The bleeding tendency in patients with PC results from coagulation abnormalities due to heparin used for catheter lumens locking. In our study APTT 2 h after insertion was prolonged ~2 times, if the high concentration of heparin was used. It was reported earlier that significant APTT prolongation occurs just after 10 min of canals locking with heparin [11, 12]. The observed systemic anticoagulation is caused by at least 3 mechanisms. Firstly, there are reports showing that real volume of catheter lumens is often substantially lower then that reported by the manufacturer [11]. Secondly, heparin diffuses from catheter canals into systemic circulation within an hour after placement, and thirdly, the fast push of the heparin is associated with a higher degree of clotting abnormalities [8].

Placement of PC into the femoral vein was associated with bleeding events in our study. Up to our knowledge, there are no data linking the site of catheter insertion with the risk of bleeding complications. As in our study all catheters inserted into the femoral vein were almost two times longer than those placed in the jugular vein, the heparin volume was also substantially larger. Thus, we may assume that the higher amount of heparin leaked out from the catheter. Indeed, comparison of APTT prolongation between femoral and jugular catheters showed a striking difference in the magnitude of clotting disturbances. This hypothesis was validated by the results of multivariate analysis. In both models, femoral localization was not significantly associated with the primary endpoint. Thus, it seems that the instilled volume is the culprit of observed associations, but not the site of catheter insertion.

Another important point to be considered is the question, does the lower heparin concentration increase the risk of catheter thrombosis?

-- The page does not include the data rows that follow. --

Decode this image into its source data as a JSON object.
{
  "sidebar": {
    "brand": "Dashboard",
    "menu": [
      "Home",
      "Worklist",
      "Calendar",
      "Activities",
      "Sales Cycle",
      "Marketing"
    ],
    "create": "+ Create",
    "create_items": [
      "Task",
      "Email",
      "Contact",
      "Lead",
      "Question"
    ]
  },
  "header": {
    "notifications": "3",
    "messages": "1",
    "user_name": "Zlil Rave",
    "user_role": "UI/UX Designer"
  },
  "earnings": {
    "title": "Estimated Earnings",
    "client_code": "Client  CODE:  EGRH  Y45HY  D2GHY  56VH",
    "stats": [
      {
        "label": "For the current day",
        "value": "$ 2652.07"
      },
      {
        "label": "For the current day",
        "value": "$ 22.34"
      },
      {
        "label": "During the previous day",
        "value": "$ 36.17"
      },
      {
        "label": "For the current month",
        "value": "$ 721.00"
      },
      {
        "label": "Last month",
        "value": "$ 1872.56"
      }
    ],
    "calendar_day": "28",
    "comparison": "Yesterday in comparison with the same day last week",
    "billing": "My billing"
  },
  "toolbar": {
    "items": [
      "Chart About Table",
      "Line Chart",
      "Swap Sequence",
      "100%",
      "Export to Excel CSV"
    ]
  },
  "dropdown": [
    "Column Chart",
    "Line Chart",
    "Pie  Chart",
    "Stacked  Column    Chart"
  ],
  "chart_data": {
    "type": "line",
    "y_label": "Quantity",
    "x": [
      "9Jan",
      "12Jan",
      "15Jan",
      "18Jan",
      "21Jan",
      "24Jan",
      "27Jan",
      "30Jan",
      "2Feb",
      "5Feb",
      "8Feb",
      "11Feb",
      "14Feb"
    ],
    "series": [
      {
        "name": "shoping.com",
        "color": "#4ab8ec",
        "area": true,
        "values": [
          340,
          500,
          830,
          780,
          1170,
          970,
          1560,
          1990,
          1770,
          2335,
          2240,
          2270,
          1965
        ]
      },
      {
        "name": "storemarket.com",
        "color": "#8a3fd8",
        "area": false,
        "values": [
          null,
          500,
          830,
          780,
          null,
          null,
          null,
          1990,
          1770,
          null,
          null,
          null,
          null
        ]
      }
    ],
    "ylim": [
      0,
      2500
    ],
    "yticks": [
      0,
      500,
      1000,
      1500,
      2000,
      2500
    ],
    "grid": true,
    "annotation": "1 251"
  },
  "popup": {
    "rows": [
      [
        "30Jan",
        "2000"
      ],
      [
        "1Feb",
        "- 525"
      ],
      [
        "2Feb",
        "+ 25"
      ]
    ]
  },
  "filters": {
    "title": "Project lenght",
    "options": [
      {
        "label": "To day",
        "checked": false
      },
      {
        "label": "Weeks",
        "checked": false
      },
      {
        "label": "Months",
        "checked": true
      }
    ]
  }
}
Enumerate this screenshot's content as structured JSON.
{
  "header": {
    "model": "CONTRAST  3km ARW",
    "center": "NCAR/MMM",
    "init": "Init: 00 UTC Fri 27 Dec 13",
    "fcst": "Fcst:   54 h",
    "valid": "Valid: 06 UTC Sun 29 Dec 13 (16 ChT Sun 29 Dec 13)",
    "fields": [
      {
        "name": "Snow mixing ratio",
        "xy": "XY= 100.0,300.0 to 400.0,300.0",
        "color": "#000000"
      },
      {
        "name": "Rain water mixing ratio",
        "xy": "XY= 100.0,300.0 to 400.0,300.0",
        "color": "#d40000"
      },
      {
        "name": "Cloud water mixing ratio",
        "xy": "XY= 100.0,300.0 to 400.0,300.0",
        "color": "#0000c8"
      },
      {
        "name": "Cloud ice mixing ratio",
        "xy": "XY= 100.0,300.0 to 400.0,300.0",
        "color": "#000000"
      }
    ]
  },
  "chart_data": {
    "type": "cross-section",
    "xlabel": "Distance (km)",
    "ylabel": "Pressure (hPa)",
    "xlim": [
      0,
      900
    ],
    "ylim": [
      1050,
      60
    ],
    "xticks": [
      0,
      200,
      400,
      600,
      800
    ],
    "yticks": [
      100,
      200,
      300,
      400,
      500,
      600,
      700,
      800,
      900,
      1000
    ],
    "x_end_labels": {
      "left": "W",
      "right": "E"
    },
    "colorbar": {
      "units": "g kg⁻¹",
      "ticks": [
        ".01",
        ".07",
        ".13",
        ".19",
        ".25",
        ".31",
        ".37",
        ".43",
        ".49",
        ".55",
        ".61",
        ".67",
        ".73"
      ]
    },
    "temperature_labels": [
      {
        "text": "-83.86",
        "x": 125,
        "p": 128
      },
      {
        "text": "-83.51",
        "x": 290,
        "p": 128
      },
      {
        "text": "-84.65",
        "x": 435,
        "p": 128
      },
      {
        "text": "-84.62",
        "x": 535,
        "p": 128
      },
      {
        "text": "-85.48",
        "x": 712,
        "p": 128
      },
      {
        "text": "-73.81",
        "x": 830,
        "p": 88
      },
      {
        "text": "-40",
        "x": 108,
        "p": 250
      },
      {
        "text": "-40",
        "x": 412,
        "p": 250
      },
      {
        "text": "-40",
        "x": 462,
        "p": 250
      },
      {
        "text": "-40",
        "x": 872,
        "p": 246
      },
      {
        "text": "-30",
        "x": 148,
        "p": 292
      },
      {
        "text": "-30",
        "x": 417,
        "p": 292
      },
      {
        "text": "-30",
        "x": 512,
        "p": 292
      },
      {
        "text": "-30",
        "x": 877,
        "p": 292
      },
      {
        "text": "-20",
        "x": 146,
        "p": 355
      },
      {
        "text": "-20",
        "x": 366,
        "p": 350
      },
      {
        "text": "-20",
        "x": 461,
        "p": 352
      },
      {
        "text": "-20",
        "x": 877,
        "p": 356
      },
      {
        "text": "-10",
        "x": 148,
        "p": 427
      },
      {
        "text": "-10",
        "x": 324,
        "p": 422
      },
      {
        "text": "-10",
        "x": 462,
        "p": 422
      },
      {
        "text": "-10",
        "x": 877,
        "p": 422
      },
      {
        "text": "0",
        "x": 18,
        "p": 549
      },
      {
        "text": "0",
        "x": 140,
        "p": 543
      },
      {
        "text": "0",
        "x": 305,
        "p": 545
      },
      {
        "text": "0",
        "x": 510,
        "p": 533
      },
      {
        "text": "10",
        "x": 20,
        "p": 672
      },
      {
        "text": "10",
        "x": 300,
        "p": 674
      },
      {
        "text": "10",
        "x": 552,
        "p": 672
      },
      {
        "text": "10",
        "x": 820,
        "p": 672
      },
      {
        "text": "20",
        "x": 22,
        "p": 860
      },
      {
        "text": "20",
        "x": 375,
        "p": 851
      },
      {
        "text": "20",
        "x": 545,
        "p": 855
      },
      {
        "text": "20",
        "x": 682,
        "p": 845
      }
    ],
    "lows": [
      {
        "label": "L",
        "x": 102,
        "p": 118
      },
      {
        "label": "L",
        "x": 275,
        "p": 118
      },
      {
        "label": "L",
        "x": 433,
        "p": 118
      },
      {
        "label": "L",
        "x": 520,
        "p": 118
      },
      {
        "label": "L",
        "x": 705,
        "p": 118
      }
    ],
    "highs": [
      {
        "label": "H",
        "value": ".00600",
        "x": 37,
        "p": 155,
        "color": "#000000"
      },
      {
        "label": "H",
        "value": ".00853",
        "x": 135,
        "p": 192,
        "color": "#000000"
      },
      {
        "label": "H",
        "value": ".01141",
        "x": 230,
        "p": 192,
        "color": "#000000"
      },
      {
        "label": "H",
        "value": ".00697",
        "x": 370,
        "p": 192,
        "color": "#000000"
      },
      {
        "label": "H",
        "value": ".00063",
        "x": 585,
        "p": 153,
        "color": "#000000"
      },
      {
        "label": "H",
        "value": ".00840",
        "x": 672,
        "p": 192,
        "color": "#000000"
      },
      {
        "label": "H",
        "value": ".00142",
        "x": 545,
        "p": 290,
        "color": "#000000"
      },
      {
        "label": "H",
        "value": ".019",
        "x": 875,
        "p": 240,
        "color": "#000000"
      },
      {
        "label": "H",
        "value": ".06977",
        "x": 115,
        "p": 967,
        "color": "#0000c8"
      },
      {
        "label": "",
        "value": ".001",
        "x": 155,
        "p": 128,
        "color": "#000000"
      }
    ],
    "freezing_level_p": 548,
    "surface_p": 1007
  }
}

According to the obtained results, the risk of catheter thrombosis was equal between both groups but we have to bear in mind that the observation period in our study was just 24 h. Noteworthy, it may be speculated based on earlier data that heparin at a concentration from 1,000 to 2,500 IU/ml is equally effective as heparin used at a higher concentrations in prevention of catheter thrombosis [9, 12]. Thus, it seems that with lower heparin concentration the same catheter patency is obtained.

The study has potential limitations, such as small number of studied patients, not blinded design, and short observation period. Although it is to be underlined that during the design of the study the primary aim was to evaluate the bleeding rates within the immediate post surgery period as it often prolongs hospitalization associated with PC placement, utilizes additional resources, and finally increases the overall costs. We are aware that a larger trial is needed in order to draw a final conclusion.

In conclusion, locking of permanent catheters lumens with heparin at 2,500 IU/ml when compared to 5,000 IU/ml decreases the risk of bleeding complications in the post surgery period without compromising their patency.